Abstract :
Provinsi Sulawesi Tengah sebagai produsen kakao terbesar pertama di
Indonesia dan komoditas kakao berpotensi sebagai sumber pendapatan
utama bagi petani. Sebagai komoditas unggulan perkebunan, komoditas
kakao memiliki beberapa kendala dan permasalahan dalam upaya
meningkatkan produksi dan pendapatan usahatani. Rendahnya kompetensi
petani dan proses budidaya yang tidak tepat. Adapun tujuan penelitian untuk
menganalisis pengaruh karakteristik petani dan peran penyuluh terhadap
peningkatan kompetensi petani kakao dan menganalisis pengaruh
kompetensi terhadap peningkatan produktivitas petani kakao. Penelitian ini
dilaksanakan di Kecamatan Poso Pesisir Selatan pada bulan Mei sampai
Agustus 2023. Jenis penelitian yang digunakan dalam penelitian ini adalah
kuantitatif melalui survei. Populasi dalam penelitian ini adalah petani yang
melakukan usahatani kakao yang ada di Kecamatan Poso Pesisir Selatan di
Desa Tangkura dan Desa Pantangolemba yang seluruhnya berjumlah 299
petani.
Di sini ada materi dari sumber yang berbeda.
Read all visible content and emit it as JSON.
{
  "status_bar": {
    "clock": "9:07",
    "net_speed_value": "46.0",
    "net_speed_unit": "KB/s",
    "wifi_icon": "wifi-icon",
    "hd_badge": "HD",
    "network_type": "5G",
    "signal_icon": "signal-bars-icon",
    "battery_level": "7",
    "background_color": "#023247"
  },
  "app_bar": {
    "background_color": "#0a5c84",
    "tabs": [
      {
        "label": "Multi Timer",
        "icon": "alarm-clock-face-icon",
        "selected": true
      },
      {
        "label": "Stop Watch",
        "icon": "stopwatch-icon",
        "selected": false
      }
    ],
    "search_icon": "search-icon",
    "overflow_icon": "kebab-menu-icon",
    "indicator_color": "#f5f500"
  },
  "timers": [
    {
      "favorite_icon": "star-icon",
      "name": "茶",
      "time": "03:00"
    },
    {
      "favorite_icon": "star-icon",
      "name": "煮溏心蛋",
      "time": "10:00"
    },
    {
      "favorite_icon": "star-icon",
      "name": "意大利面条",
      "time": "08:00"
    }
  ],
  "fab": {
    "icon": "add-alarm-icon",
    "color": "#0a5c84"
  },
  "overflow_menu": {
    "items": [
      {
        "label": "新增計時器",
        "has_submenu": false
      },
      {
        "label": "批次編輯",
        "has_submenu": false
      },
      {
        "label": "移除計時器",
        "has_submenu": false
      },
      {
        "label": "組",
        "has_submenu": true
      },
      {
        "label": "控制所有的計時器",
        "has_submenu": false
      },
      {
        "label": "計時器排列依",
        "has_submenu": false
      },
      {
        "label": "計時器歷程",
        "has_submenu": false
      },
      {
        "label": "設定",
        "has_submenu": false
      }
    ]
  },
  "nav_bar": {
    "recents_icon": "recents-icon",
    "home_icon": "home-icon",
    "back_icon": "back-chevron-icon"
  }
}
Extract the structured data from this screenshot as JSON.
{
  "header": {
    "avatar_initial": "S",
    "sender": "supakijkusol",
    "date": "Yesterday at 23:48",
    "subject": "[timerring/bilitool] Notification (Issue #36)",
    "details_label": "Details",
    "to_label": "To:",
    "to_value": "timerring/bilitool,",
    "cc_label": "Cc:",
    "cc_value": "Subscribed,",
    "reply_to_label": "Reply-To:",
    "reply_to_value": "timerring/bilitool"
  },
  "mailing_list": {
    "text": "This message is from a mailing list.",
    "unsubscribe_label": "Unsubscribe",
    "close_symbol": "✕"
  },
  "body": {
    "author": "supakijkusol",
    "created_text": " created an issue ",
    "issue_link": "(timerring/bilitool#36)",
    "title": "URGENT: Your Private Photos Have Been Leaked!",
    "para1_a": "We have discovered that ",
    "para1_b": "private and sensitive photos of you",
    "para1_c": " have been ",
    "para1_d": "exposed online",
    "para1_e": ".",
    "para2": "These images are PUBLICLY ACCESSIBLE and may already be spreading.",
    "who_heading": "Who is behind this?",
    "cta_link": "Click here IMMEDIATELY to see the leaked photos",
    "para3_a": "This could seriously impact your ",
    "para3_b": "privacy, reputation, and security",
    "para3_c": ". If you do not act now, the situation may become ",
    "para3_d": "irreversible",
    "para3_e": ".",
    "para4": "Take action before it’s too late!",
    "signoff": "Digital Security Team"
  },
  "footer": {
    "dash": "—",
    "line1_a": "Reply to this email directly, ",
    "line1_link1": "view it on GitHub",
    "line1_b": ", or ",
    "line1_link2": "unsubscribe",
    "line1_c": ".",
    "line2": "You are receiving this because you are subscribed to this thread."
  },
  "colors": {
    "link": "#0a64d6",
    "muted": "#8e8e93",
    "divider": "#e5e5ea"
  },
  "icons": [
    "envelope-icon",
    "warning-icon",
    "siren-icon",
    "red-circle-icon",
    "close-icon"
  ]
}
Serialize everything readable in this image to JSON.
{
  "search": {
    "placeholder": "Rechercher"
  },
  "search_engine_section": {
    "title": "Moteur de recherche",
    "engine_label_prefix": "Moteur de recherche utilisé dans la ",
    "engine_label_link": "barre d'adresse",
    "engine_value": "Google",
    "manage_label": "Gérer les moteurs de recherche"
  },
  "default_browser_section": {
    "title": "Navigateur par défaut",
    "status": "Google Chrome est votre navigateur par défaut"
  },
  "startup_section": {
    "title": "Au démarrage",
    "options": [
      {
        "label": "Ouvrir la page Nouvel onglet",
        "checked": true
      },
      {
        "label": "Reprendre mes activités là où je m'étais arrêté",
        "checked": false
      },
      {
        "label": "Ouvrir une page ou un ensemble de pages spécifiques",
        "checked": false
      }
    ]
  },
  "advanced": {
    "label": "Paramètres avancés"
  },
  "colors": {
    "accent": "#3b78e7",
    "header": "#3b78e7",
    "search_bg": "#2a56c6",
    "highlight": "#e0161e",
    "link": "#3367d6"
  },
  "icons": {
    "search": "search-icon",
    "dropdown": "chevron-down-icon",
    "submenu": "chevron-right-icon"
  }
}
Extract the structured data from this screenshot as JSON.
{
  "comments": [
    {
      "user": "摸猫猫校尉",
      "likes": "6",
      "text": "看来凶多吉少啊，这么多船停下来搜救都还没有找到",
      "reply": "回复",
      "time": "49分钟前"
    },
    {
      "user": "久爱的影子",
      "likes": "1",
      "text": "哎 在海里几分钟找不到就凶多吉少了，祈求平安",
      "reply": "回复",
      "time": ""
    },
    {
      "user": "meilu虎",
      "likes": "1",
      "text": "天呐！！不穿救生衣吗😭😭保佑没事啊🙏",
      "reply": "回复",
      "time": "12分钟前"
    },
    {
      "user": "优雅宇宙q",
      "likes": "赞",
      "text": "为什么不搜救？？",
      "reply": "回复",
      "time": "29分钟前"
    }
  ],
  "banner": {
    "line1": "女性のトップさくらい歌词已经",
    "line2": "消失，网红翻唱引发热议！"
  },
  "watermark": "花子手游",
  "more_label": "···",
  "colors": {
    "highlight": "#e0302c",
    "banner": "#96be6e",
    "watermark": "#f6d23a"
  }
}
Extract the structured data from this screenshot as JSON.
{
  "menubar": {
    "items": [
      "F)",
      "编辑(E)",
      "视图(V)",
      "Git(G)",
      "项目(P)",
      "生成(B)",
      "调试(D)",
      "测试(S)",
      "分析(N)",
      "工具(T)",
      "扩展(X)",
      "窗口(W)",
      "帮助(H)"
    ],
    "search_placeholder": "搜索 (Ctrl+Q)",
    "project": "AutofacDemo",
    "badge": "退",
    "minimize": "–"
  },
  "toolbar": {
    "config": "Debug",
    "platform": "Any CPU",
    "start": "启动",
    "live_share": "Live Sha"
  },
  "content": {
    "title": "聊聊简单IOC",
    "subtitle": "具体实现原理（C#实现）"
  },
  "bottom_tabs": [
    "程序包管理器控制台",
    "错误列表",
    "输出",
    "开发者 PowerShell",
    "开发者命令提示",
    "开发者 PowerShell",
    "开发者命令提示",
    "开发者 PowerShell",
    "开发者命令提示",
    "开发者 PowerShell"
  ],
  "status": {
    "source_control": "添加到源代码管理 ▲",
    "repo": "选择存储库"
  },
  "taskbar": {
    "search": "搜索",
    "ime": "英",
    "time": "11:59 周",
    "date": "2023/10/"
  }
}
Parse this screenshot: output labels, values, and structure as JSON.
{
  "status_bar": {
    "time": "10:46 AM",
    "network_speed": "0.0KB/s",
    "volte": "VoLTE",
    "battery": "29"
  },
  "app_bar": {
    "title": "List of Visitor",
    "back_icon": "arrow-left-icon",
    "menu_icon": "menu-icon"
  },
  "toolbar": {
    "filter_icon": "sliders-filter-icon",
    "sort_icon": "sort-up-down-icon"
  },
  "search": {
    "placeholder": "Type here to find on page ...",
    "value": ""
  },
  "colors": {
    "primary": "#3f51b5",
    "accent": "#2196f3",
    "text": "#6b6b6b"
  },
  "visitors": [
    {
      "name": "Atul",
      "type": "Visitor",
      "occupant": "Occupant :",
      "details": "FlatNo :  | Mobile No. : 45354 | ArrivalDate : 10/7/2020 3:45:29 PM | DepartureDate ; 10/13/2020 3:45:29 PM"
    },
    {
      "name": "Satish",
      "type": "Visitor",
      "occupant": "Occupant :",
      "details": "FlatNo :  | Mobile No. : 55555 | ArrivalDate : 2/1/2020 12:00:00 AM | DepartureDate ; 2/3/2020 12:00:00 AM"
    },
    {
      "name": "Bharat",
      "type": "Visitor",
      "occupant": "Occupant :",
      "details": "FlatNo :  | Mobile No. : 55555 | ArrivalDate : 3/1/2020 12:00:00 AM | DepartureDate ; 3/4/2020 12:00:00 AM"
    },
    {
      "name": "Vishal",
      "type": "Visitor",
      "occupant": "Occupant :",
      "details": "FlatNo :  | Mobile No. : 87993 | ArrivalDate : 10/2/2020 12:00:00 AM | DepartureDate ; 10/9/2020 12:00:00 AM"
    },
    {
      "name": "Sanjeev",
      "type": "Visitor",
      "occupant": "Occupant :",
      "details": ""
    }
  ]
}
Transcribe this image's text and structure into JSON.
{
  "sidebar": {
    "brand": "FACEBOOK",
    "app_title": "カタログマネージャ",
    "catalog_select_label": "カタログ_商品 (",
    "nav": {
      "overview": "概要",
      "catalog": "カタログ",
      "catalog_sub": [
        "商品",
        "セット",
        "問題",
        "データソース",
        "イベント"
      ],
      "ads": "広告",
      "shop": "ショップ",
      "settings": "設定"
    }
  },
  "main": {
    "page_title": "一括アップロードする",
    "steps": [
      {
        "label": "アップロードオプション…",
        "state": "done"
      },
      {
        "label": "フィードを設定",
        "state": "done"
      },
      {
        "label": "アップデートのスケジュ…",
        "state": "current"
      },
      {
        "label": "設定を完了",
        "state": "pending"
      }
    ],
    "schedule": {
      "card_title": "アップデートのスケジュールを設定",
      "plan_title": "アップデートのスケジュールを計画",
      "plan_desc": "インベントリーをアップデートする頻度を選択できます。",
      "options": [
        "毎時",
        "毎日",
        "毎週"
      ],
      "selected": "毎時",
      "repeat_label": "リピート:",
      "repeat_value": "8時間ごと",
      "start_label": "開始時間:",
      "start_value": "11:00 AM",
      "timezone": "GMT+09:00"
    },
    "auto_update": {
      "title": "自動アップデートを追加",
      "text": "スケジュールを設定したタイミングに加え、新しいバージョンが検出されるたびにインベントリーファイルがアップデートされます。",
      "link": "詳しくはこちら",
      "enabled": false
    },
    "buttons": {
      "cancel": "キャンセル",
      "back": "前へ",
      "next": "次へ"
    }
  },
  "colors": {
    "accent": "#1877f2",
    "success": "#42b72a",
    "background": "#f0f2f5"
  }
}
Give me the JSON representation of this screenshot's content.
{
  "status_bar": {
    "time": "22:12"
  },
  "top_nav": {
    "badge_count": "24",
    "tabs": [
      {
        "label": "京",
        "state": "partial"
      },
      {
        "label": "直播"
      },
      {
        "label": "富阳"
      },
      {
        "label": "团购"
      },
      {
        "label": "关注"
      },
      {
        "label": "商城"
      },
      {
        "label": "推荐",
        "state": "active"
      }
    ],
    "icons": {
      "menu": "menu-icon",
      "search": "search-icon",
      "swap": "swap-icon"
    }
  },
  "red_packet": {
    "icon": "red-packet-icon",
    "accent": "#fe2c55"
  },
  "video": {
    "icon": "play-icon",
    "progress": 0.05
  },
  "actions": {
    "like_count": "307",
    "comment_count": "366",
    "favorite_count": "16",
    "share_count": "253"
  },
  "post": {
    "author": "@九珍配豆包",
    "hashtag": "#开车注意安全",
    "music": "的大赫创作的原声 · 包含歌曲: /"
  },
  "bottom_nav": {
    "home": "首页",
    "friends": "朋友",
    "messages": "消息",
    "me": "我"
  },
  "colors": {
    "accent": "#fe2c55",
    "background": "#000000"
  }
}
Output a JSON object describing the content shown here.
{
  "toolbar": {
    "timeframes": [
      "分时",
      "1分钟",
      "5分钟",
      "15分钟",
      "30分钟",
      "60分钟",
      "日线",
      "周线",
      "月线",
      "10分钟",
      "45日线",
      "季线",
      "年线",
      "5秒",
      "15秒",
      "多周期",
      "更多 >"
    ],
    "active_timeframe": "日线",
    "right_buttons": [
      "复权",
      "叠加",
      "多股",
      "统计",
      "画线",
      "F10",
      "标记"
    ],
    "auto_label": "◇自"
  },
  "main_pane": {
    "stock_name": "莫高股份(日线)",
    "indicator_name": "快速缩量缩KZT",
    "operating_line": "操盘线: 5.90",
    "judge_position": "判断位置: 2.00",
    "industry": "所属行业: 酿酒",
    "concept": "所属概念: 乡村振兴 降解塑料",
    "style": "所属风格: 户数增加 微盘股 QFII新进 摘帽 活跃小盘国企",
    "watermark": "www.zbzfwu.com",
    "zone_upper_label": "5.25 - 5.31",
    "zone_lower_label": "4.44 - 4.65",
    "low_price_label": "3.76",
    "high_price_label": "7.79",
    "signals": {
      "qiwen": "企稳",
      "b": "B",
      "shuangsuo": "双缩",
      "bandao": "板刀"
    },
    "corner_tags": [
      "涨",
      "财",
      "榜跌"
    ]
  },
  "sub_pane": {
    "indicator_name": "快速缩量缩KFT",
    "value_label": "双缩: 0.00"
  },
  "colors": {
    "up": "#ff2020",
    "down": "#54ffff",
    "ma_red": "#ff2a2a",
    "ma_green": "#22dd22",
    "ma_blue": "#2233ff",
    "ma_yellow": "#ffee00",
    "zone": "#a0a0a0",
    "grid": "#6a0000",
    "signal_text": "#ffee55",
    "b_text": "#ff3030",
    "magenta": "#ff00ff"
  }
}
Dari perhitungan menggunakan rumus slovin dengan tingkat
kesalahan sebesar 8% diperoleh jumlah sampel yang digunakan dalam
penelitian ini yaitu sebanyak 103 petani kakao. Analisis data yang digunakan
dalam penelitian ini adalah analisis deskriptif dan analisis regresi linear
berganda. Hasil penelitian menunjukkan bahwa umur dan pendidikan formal
menjadi faktor yang berpengaruh pada rendahnya kompetensi petani.
Menurunnya kemampuan fisik dalam bekerja dan berpikir berpengaruh pada
kemampuan petani dalam berusahatani. Pendidikan formal juga berpengaruh
pada rendahnya kompetensi petani karena semakin tinggi pendidikan formal
petani keinginan dalam berusahatani menjadi rendah. Peningkatan
pendidikan cenderung membuat petani tidak lagi memperhatikan usahatani
kakao dan beralih menjadi karyawan di perusahaan. Faktor kemampuan
budidaya petani dapat memengaruhi peningkatan produktivitas petani.
Pemupukan yang tepat dan pengendalian hama dan penyakit menjadi faktor
yang penting pada proses budidaya kakao.